Chocolates, sweets, a nice meal – a gift of food has been a tangible sign of love for as long as we can tell. It has to be something rich and indulgent, preferably sweet, uncommon and yes, expensive. In the past, honey was the acme of sweets, to get at it you usually had to kill the hive (and face the angry bees), and that made it much, much more expensive. It’s no accident that we have a honeymoon (not exactly an everyday occurrence) and that the promised land was described as a land of milk and honey. Giving a gift of honey to your beloved showed that you were willing to spend money on them, and that you had it to spend. Commercialisation is hardly new when it comes to love.

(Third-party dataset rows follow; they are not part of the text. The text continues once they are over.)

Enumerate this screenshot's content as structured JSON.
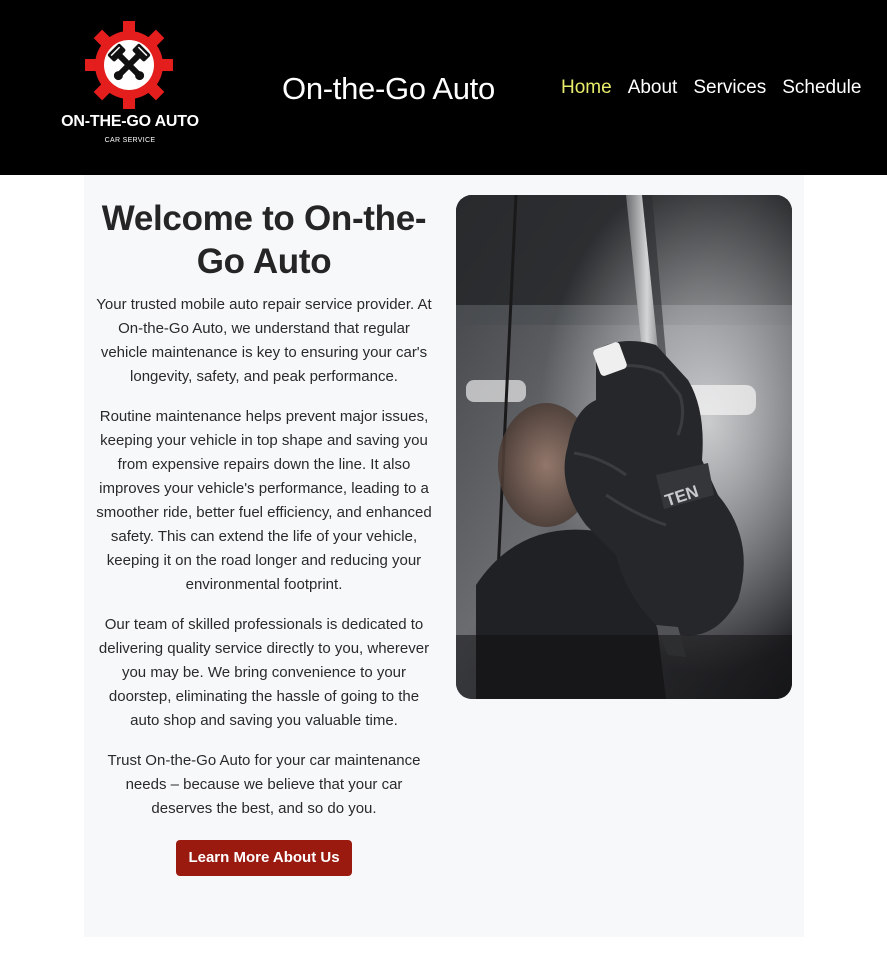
{
  "header": {
    "logo_name": "ON-THE-GO AUTO",
    "logo_tagline": "CAR SERVICE",
    "site_title": "On-the-Go Auto",
    "nav": [
      {
        "label": "Home",
        "active": true
      },
      {
        "label": "About",
        "active": false
      },
      {
        "label": "Services",
        "active": false
      },
      {
        "label": "Schedule",
        "active": false
      }
    ]
  },
  "main": {
    "heading": "Welcome to On-the-Go Auto",
    "paragraphs": [
      "Your trusted mobile auto repair service provider. At On-the-Go Auto, we understand that regular vehicle maintenance is key to ensuring your car's longevity, safety, and peak performance.",
      "Routine maintenance helps prevent major issues, keeping your vehicle in top shape and saving you from expensive repairs down the line. It also improves your vehicle's performance, leading to a smoother ride, better fuel efficiency, and enhanced safety. This can extend the life of your vehicle, keeping it on the road longer and reducing your environmental footprint.",
      "Our team of skilled professionals is dedicated to delivering quality service directly to you, wherever you may be. We bring convenience to your doorstep, eliminating the hassle of going to the auto shop and saving you valuable time.",
      "Trust On-the-Go Auto for your car maintenance needs – because we believe that your car deserves the best, and so do you."
    ],
    "cta_label": "Learn More About Us",
    "hero_image_glove_text": "TEN"
  },
  "colors": {
    "header_bg": "#000000",
    "nav_active": "#e7ec6b",
    "logo_red": "#e41d1d",
    "cta_bg": "#9a1a10",
    "main_bg": "#f7f8f9"
  },
  "icons": {
    "logo": "gear-with-crossed-pistons-icon"
  }
}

I think the branding of St Valentine’s Day is pretty much perfect. It fulfils everything it needs to do. Sure, it can be tasteless and crass, but it can be refined and beautiful too. You’ve four symbols with which to express your love, the abstract heart, the figurative cupid, the symbolic flowers and the tangible gifts of food, and you have a colour scheme you can use to brand any additional gifts and accessories, lingerie, wines, foods, lighting, and so on — you can simply do whatever you want with them.
Valentine’s Day is an incredibly democratic event; the barriers are low, the incentive to be creative high, and the rewards of success extraordinary.

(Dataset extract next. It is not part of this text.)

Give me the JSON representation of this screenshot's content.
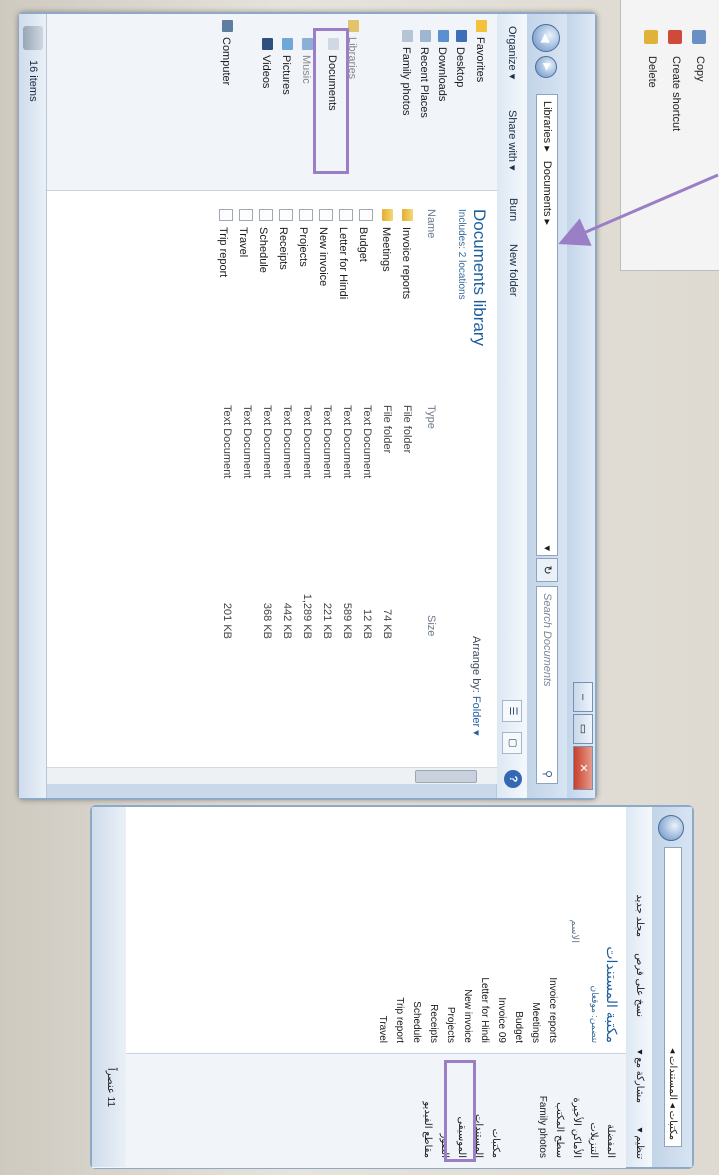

And, of course, you can refuse to have anything to do with it and grumble about all these grinning idiots facehugging all over the damn place and upsetting the horses. Clearly, that’s the sensible opinion, held by all right-thinking people, which, I guess, is the point.

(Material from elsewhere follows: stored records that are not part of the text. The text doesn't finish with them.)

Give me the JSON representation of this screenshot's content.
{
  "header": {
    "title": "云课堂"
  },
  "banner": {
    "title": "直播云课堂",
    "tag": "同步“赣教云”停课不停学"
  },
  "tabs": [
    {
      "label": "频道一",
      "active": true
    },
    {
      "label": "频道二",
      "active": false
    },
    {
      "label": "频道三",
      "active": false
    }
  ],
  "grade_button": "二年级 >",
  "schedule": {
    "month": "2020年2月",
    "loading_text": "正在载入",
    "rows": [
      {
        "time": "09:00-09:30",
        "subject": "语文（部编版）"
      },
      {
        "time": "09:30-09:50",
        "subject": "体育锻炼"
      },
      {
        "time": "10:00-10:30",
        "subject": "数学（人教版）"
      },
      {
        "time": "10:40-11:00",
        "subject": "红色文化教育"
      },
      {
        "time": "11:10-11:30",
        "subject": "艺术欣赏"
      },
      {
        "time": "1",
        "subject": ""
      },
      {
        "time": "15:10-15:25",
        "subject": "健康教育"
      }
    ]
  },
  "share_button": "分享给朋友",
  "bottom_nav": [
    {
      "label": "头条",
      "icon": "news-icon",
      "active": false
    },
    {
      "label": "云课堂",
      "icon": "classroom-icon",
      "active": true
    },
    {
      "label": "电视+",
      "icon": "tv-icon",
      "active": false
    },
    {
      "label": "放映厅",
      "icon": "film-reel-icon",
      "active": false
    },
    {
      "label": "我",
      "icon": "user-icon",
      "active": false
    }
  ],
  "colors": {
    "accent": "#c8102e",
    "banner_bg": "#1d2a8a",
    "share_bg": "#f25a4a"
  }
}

There seems to be a lot of ampersand-related activity about at the moment. Ampersands are of course beautiful things, and occupy a special place in most designers hearts, so you’d expect there to be a constant low-level hum of ampersand appreciation online, but two projects came up recently that are particularly interesting.
The first is a straightforward commercial venture, by Haäfe and Haph, who have designed a set of 10 display ampersands, on sale for $9.99. That’s less than seven quid! Of course I bought the set, how could I not, for I am weak:
The second project is Font Aid IV, organised by the Society for Typographic Aficionados to raise money for the earthquake rescue and reconstruction in Haiti. The idea is to get submissions for ampersand designs from loads of designers, assemble them together into a font and sell it, giving all the profits to Doctors Without Borders. Yves Peters wrote a bit more about the project on the FontFeed here, and there’s a good selection of submissions on this Typophile thread. Some of them are really rather lovely — a few of my favourites are below — I look forward to the font being available to buy:
Another recent post is this one by Alex on ISO50, showing some of his favourite ampersands and talking of the variations in the ampersand and the challenges in drawing the symbol. There’s also a calendar project showing a different ampersand every day, 300&65 and a whole blog about ampersands, called (you guessed it) Ampersand.
Then of course there’s Hoefler & Frere-Jones’ middle name, with historical information on the various forms of ampersands and how they appear in H&FJ fonts.
I can end this post with an appropriate quote from Bringhurst, “In heads and titles, use the best available ampersand”. You’ve a lot of choice, even online — even more if you use a font service, or some other method for showing type online.